Reasons and recommendations
The apparent reasons for the observed increases are a mix of regional differences in physician culture, the financial incentives of fee-for-service care, and the lack of timely communication with patients and their family about the goals of care, Teno said.
Teno and her colleagues found that people with more predictable causes of death - cancer — were much more likely to die at home and with hospice care than patients who suffered from chronic obstructive pulmonary disease, a condition with a less certain end-of-life trajectory.
But in data not published in the paper, the researchers also observed wide state-by-state variations in late hospice referrals. In fact, her home state of Rhode Island had one of the highest rates of short stays in hospice. This variation is a product not of differences in patient health, she said, but differences in local medical culture around palliative care.
As importantly, Teno said, fee-for-service reimbursements create financial incentives for doctors and other providers to pursue aggressive measures rather than to sit down with family members and patients to develop an end-of-life care plan that incorporates their preferences.
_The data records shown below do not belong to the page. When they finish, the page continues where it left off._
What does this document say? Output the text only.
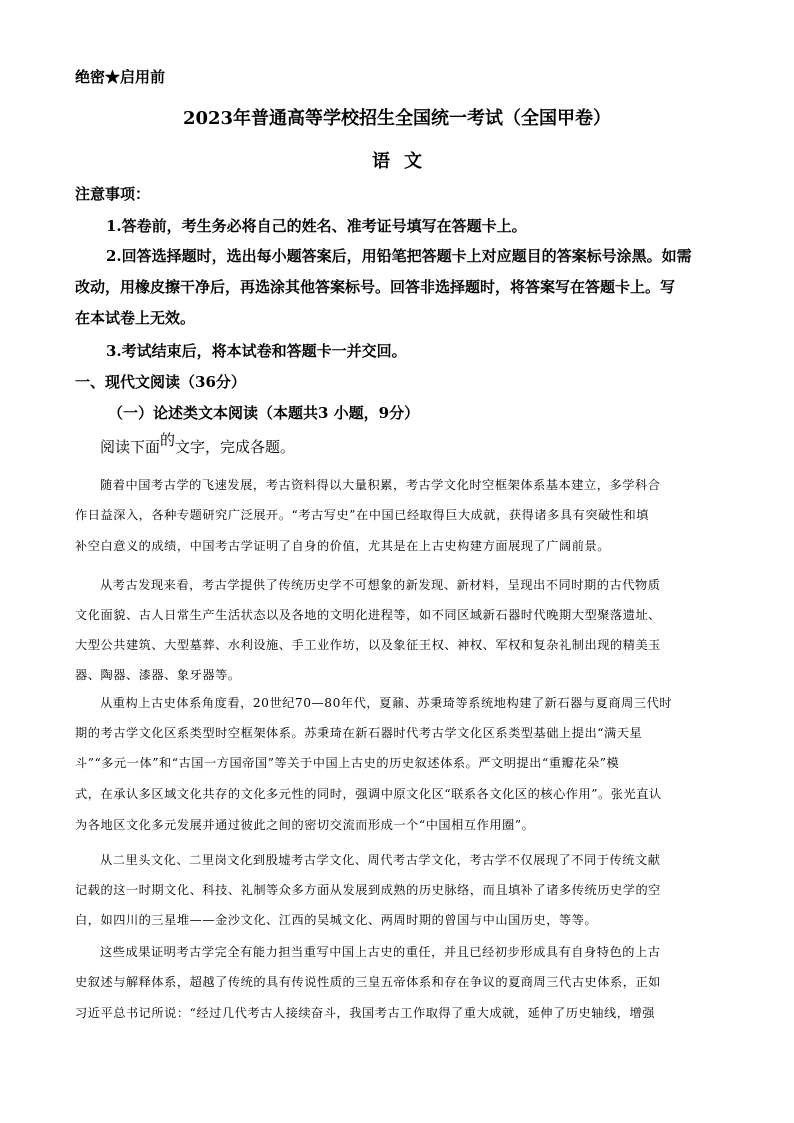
绝密★启用前
2023年普通高等学校招生全国统一考试（全国甲卷）
语文
注意事项：
1.答卷前，考生务必将自己的姓名、准考证号填写在答题卡上。
2.回答选择题时，选出每小题答案后，用铅笔把答题卡上对应题目的答案标号涂黑。如需
改动，用橡皮擦干净后，再选涂其他答案标号。回答非选择题时，将答案写在答题卡上。写
在本试卷上无效。
3.考试结束后，将本试卷和答题卡一并交回。
一、现代文阅读（36分）
（一）论述类文本阅读（本题共3 小题，9分）
阅读下面的文字，完成各题。
随着中国考古学的飞速发展，考古资料得以大量积累，考古学文化时空框架体系基本建立，多学科合
作日益深入，各种专题研究广泛展开。“考古写史”在中国已经取得巨大成就，获得诸多具有突破性和填
补空白意义的成绩，中国考古学证明了自身的价值，尤其是在上古史构建方面展现了广阔前景。
从考古发现来看，考古学提供了传统历史学不可想象的新发现、新材料，呈现出不同时期的古代物质
文化面貌、古人日常生产生活状态以及各地的文明化进程等，如不同区域新石器时代晚期大型聚落遗址、
大型公共建筑、大型墓葬、水利设施、手工业作坊，以及象征王权、神权、军权和复杂礼制出现的精美玉
器、陶器、漆器、象牙器等。
从重构上古史体系角度看，20世纪70—80年代，夏鼐、苏秉琦等系统地构建了新石器与夏商周三代时
期的考古学文化区系类型时空框架体系。苏秉琦在新石器时代考古学文化区系类型基础上提出“满天星
斗”“多元一体”和“古国一方国帝国”等关于中国上古史的历史叙述体系。严文明提出“重瓣花朵”模
式，在承认多区域文化共存的文化多元性的同时，强调中原文化区“联系各文化区的核心作用”。张光直认
为各地区文化多元发展并通过彼此之间的密切交流而形成一个“中国相互作用圈”。
从二里头文化、二里岗文化到殷墟考古学文化、周代考古学文化，考古学不仅展现了不同于传统文献
记载的这一时期文化、科技、礼制等众多方面从发展到成熟的历史脉络，而且填补了诸多传统历史学的空
白，如四川的三星堆——金沙文化、江西的吴城文化、两周时期的曾国与中山国历史，等等。
这些成果证明考古学完全有能力担当重写中国上古史的重任，并且已经初步形成具有自身特色的上古
史叙述与解释体系，超越了传统的具有传说性质的三皇五帝体系和存在争议的夏商周三代古史体系，正如
习近平总书记所说：“经过几代考古人接续奋斗，我国考古工作取得了重大成就，延伸了历史轴线，增强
"We need to transform our health care system, from one based on fee-for service medicine for the majority of Americans, to one where people are not paid for just one more ICU day," Teno said. "Instead we need a system where doctors and hospitals are paid for delivering high-quality, patient-centered care that understands the dying patient's needs and expectations and develops a care plan that honors them. We need publicly reported quality measures that hold institutions accountable to the standard of patient-centered care for the dying."
By revealing the patterns of where, when, and for how long patients received palliative services around the time of their death, the study begins to provide such data.